The fourth criterion is consent. Many contact and signup forms need to record that the person agreed to something, whether that is a marketing opt-in or acknowledgement of a privacy notice. A good GDPR form backend lets you capture that consent as a field tied to the submission, with a timestamp, so you have a record of what was agreed and when. Beware the inverse problem too: a backend that silently loads third-party scripts, such as reCAPTCHA, sets cookies and creates data flows your consent banner never accounted for. Privacy-preserving spam defence keeps your consent story honest.
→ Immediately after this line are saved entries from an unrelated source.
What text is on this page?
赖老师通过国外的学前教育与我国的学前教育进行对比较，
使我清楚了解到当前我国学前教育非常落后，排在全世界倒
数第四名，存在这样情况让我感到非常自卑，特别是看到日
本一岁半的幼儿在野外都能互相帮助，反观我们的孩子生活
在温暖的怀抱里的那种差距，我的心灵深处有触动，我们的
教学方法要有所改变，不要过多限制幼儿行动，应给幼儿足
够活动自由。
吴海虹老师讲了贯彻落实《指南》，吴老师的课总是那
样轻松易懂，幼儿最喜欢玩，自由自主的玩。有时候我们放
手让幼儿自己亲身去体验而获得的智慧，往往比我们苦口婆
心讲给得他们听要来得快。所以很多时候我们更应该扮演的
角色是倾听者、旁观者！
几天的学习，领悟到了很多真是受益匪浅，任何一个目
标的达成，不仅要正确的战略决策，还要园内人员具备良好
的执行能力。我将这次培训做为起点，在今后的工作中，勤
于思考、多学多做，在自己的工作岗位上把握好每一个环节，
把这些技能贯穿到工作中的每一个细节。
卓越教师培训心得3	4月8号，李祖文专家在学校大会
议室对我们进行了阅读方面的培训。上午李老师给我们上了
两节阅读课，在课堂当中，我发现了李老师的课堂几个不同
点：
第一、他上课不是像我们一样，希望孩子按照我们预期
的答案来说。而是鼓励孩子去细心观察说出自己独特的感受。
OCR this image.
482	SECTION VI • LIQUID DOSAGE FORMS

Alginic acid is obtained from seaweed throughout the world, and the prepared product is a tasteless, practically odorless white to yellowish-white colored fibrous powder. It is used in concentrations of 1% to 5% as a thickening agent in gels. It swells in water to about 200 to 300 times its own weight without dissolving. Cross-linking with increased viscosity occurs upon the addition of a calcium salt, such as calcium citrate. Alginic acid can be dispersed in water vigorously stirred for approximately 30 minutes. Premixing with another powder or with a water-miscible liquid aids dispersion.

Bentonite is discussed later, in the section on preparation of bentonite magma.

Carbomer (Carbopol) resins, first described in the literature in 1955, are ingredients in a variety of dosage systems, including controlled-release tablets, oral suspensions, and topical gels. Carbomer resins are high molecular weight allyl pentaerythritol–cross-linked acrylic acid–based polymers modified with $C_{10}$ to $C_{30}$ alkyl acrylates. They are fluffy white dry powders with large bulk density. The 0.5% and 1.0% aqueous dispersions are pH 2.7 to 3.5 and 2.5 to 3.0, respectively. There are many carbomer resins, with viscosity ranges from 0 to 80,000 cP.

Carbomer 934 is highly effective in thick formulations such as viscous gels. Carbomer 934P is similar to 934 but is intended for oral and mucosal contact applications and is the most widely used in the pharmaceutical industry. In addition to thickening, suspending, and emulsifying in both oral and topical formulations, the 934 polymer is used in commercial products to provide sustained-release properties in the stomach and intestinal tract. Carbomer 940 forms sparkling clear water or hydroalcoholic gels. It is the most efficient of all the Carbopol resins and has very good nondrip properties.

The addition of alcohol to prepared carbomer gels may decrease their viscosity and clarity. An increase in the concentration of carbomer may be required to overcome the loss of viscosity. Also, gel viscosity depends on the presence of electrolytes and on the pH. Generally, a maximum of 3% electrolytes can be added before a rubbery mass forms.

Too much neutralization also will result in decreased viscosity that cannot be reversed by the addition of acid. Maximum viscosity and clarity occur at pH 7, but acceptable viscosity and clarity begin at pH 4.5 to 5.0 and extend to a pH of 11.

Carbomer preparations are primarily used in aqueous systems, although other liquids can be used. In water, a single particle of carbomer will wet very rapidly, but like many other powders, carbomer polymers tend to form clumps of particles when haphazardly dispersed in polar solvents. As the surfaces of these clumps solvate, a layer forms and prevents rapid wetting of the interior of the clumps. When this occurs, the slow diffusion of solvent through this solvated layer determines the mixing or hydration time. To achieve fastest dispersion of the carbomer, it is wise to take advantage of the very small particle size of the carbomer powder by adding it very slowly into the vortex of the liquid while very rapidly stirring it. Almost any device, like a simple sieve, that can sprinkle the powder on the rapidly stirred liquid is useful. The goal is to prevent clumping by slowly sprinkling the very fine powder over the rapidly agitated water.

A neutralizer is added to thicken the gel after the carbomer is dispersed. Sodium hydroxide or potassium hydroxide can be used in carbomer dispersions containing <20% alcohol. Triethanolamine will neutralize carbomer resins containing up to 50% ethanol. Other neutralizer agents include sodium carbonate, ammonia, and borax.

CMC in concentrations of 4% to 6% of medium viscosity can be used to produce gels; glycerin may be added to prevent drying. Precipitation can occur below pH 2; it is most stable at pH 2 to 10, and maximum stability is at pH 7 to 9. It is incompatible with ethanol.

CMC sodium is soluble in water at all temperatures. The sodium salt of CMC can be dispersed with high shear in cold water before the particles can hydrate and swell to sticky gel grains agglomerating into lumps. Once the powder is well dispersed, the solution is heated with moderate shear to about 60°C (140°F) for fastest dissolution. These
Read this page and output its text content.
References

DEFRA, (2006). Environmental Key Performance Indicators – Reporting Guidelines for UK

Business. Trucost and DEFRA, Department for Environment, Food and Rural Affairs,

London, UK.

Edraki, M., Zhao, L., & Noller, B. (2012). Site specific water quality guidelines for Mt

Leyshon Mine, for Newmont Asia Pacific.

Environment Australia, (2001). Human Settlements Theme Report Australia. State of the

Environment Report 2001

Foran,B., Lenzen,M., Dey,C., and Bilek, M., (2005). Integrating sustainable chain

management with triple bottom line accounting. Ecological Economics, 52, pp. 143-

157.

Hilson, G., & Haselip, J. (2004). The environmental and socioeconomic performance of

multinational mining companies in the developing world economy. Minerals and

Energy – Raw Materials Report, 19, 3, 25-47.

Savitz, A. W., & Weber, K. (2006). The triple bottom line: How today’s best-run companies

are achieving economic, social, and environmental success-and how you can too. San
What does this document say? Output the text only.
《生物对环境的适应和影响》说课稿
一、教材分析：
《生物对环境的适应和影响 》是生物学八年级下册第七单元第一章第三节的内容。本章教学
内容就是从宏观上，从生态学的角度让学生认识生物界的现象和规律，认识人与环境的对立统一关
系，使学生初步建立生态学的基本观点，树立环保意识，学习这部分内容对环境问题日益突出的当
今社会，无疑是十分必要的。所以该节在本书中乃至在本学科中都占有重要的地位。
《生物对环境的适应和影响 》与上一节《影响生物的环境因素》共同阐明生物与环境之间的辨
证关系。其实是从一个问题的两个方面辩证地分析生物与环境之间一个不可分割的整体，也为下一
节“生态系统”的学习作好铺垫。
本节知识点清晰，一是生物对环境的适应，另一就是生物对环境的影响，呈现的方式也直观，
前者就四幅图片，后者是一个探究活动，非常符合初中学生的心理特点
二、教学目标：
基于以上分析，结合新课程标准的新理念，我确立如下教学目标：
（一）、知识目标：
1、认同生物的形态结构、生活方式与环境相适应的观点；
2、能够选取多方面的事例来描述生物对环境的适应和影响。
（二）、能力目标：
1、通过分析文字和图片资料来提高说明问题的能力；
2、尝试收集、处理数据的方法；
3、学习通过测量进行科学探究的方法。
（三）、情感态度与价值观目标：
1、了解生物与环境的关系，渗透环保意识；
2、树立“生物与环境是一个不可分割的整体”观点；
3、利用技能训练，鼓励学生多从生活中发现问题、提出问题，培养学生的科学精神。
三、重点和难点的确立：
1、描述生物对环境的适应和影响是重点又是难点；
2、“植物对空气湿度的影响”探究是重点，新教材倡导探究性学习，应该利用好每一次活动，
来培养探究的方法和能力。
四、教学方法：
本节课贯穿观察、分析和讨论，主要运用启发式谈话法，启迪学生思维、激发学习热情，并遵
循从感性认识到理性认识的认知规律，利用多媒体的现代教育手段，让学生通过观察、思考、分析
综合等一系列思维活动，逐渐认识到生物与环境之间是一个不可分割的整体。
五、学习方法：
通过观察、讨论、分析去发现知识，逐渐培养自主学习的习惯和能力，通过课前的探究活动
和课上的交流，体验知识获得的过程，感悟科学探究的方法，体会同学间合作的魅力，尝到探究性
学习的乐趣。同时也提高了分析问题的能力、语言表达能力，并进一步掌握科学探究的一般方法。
The fifth criterion is retention. The GDPR's storage-limitation principle says you should not keep personal data longer than you need it, yet plenty of tools default to keeping every submission forever. The best GDPR form backend gives you control: a configurable retention window, automatic deletion when it lapses, and a straightforward way to delete a specific submission when someone exercises their right to erasure. If deletion is manual, ad hoc, or unsupported, retention compliance becomes your ongoing chore instead of the system's job.
Two more practical checks round out the list. First, look at how the backend treats IP addresses, which are personal data in their own right. A service that logs raw IPs for rate limiting is quietly accumulating sensitive data; one that hashes the IP before storage gets the same flood protection without keeping the identifier. Second, confirm the export and access paths, because a data subject access request is far easier to honour when you can pull a clean CSV than when the data is locked inside a UI.
With those criteria in hand, here is where Formward sits, stated plainly. It was built EU-native rather than retrofitted. Submission data is stored on servers in Sweden, transactional email is sent through EU providers, and the optional AI enrichment and spam scoring run on Mistral AI inside the EU, so there is no point where data crosses the Atlantic. A DPA is available, sub-processors are documented, retention is configurable with automatic deletion, and IP addresses are hashed before storage rather than logged raw.
On consent and spam, Formward is designed so the two do not fight each other. You can add a consent field to a form and store it with the submission and its timestamp. For spam, the defaults are an invisible honeypot and hashed-IP rate limiting, with optional Cloudflare Turnstile and EU-based AI scoring for forms under heavier attack, so you are not forced into reCAPTCHA and the third-party tracking it brings. That keeps the cookie and consent story on your page clean.
It is worth being equally clear about what a form backend cannot do for you. No vendor makes you compliant on its own. You still need a lawful basis for the processing, a privacy notice that tells people what happens to their data, and a sensible answer to access and erasure requests. The right backend removes the structural problems, the cross-border transfer and the indefinite retention, so that the remaining work is about your own policies rather than fighting your infrastructure.
If you want a checklist to take into a vendor call, use these: name the country where submissions are stored at rest; confirm a standard DPA and read its sub-processor and breach clauses; get the full sub-processor list and check email separately from storage; verify you can capture consent as a timestamped field; and confirm configurable retention with automatic deletion plus per-submission erasure. Run any candidate through those five and the field narrows quickly. The best GDPR form backend for you is simply the one that answers all five without flinching, and for a European buyer that usually means choosing one that put EU residency in the architecture from the start.